Our Editor-in-Chief, Michael Weinzettl, on Facebook’s recent Timeline feature and some exciting plans for a new book that will tell the history of the print magazine through its covers.
I don’t know about you but I loathe Facebook’s new look. I don’t give a damn about all that privacy stuff. I think it’s wonderful that you can look at a person’s history (however fictitious it may be - sometimes the mask tells you more about a person than the face and all that). I do appreciate the big landscape cover image top but the double column drives me crazy.
There is, however, not much anyone can do about it since Timeline’s design is of course dictated by Facebook. Mashable shows some examples of how big brands are struggling with the new layout. Despite the cheery tone of this guide, which says: “companies have endless opportunities to refresh their social media strategy” and that it is “a huge opportunity for brands that want to tell a more engaging and authentic story”, to me, none of the examples shown have really been able to make the layout bearable.

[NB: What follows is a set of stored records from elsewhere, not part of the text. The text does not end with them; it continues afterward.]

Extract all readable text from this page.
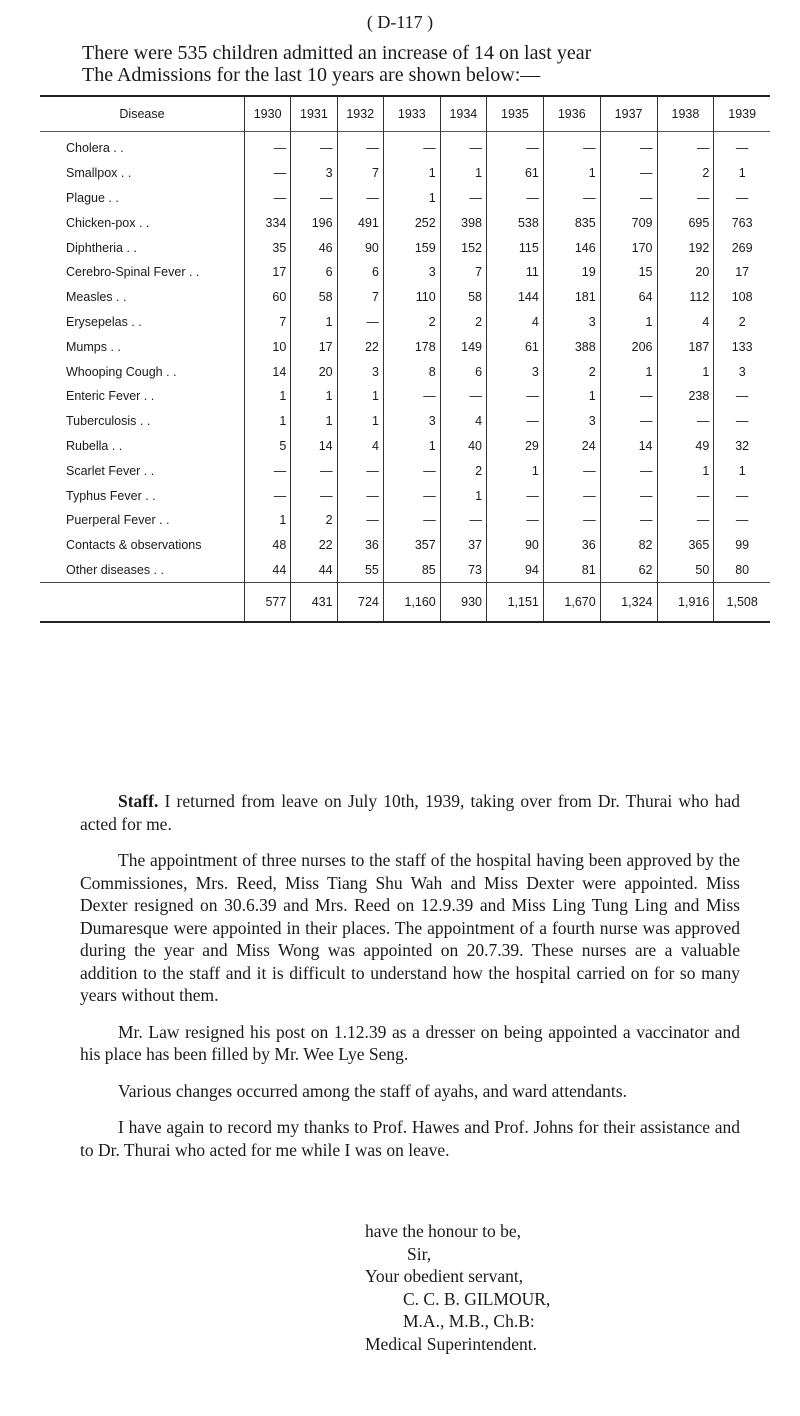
( D-117 )
There were 535 children admitted an increase of 14 on last year
The Admissions for the last 10 years are shown below:—
Disease	1930	1931	1932	1933	1934	1935	1936	1937	1938	1939
Cholera . .	—	—	—	—	—	—	—	—	—	—
Smallpox . .	—	3	7	1	1	61	1	—	2	1
Plague . .	—	—	—	1	—	—	—	—	—	—
Chicken-pox . .	334	196	491	252	398	538	835	709	695	763
Diphtheria . .	35	46	90	159	152	115	146	170	192	269
Cerebro-Spinal Fever . .	17	6	6	3	7	11	19	15	20	17
Measles . .	60	58	7	110	58	144	181	64	112	108
Erysepelas . .	7	1	—	2	2	4	3	1	4	2
Mumps . .	10	17	22	178	149	61	388	206	187	133
Whooping Cough . .	14	20	3	8	6	3	2	1	1	3
Enteric Fever . .	1	1	1	—	—	—	1	—	238	—
Tuberculosis . .	1	1	1	3	4	—	3	—	—	—
Rubella . .	5	14	4	1	40	29	24	14	49	32
Scarlet Fever . .	—	—	—	—	2	1	—	—	1	1
Typhus Fever . .	—	—	—	—	1	—	—	—	—	—
Puerperal Fever . .	1	2	—	—	—	—	—	—	—	—
Contacts & observations	48	22	36	357	37	90	36	82	365	99
Other diseases . .	44	44	55	85	73	94	81	62	50	80
	577	431	724	1,160	930	1,151	1,670	1,324	1,916	1,508

Staff. I returned from leave on July 10th, 1939, taking over from Dr. Thurai who had acted for me.

The appointment of three nurses to the staff of the hospital having been approved by the Commissiones, Mrs. Reed, Miss Tiang Shu Wah and Miss Dexter were appointed. Miss Dexter resigned on 30.6.39 and Mrs. Reed on 12.9.39 and Miss Ling Tung Ling and Miss Dumaresque were appointed in their places. The appointment of a fourth nurse was approved during the year and Miss Wong was appointed on 20.7.39. These nurses are a valuable addition to the staff and it is difficult to understand how the hospital carried on for so many years without them.

Mr. Law resigned his post on 1.12.39 as a dresser on being appointed a vaccinator and his place has been filled by Mr. Wee Lye Seng.

Various changes occurred among the staff of ayahs, and ward attendants.

I have again to record my thanks to Prof. Hawes and Prof. Johns for their assistance and to Dr. Thurai who acted for me while I was on leave.

have the honour to be,
Sir,
Your obedient servant,
C. C. B. GILMOUR,
M.A., M.B., Ch.B:
Medical Superintendent.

One of our international sales representatives, Diana Dragomir, who is also our number one expert on Facebook and uses it more than anyone else I know, tried to encourage me, telling me that we can surely expect improvements in this area, so let’s just hope for the best.
One thing Timeline does offer of course is the nifty opportunity for us at Archive to show off all of our 158 covers since the magazine was founded back in 1984. There were only two issues back in the founding year and it was necessary to cheat in 1985 by publishing a double issue, Vol. 5+6/1985, as the year had run out before enough campaigns worth showing had been collected.
If you want to know more about these ancient times, I refer you to my 'Letter from the Publisher' in Vol. 3/2012 of Archive coming out next week. From 1986 onwards, Archive managed to put out the six issues a year as had been Walter Lürzer’s original plan. The first issue I worked on was Vol. 2/1987 and when I look at the individual covers from those 25 years they have the same effect on me as madeleines had on Proust (this is a cliché of course, and a pretentious one at that, but as clichés are wont to, it immediately springs to my mind and refuses to let go).
With almost all of them I have sudden and total recall of the circumstances surrounding each cover, whether Walter Lürzer who as publisher had the final say of course liked or hated the suggestions I made and the often lengthy discussions I had with him about them.
Looking at the covers on Facebook’s timeline I had the idea of publishing a book which could be a kind of history of Lürzer’s Archive told through its covers, with some of the memories I have about each and every issue and how I feel about them today. We hope this book will be out in time to make a nice Christmas present for our clients and associates and also be available for anyone else who might be interested.